In a study of researchers from Sevilla (Spain), it was concluded that: “erlotinib/gefitinib and crizotinib, which target EGFR and ALK, are the only recommended agents for third-line therapy in patients with advanced/metastatic NSCLC”. But the authors revealed the fact that in real world, in clinical practice, a variety of chemotherapeutic agents was used in this setting was emphasized the need for new agents and complementary biomarker analysis to predict the response to these agents and to identify those patients most likely to benefit from them .
In a study published in 2010, it is mentioned that third-line chemotherapy for advanced non-small cell lung cancer (NSCLC) was accepted as a reasonable therapeutic option in patients with a favorable performance status. So author studied a total of 82 records of patients with NSCLC treated by platinum based chemotherapy in first line; 33 of these patients were candidates in third-line chemotherapy or more. The median survival was 23 months for patients treated with more than third-line chemotherapy, compared to 7 months for patients treated with less than second-line chemotherapy. The authors concluded that long-standing chemotherapy is not beneficial to all NSCLC patients.
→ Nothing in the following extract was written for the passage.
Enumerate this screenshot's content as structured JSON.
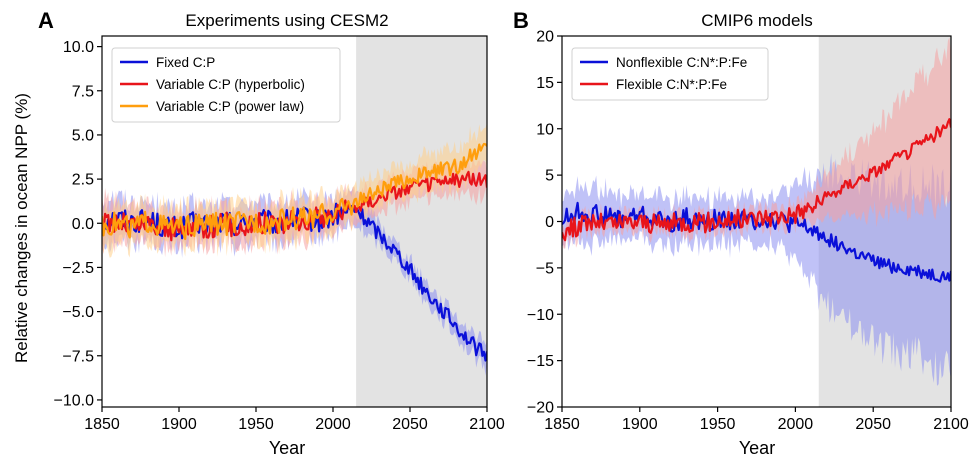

However, patients with a favorable response to firstline chemotherapy tend to receive a higher number and more cycles of chemotherapy than the non-response group. Another conclusion was that multi-line chemotherapy appears to increase survival in the response group. Further studies are needed to confirm these results .
We analyzed patients treated in third-line and fourth-line chemotherapy for NSCLC. We could use this chemotherapy because the third-line and fourth-line treatment in advanced NSCLC is not well defined and for some countries the immunotherapy and other modern therapies are not available. Taking into consideration the ASCO recommendation – “relative improvement in median OS of at least 20% (3-4 months) is regarded to define a clinically meaningful improvement in outcome of NSCLC patients”–we can conclude that pemetrexed reaches this goal. It was proved that patients who had a good response to first-line and second-line chemotherapy have a chance to also respond to the third-line and fourth-line chemotherapy.
Finally, we concluded that for selected patients with advanced nonsquamous NSCLC, namely those who responded to first-line and second-line chemotherapy or to erlotinib, pemetrexed can be administered in third-line and fourth-line, with survival benefits and acceptable toxicity. A large study is necessary to confirm the data obtained in this study.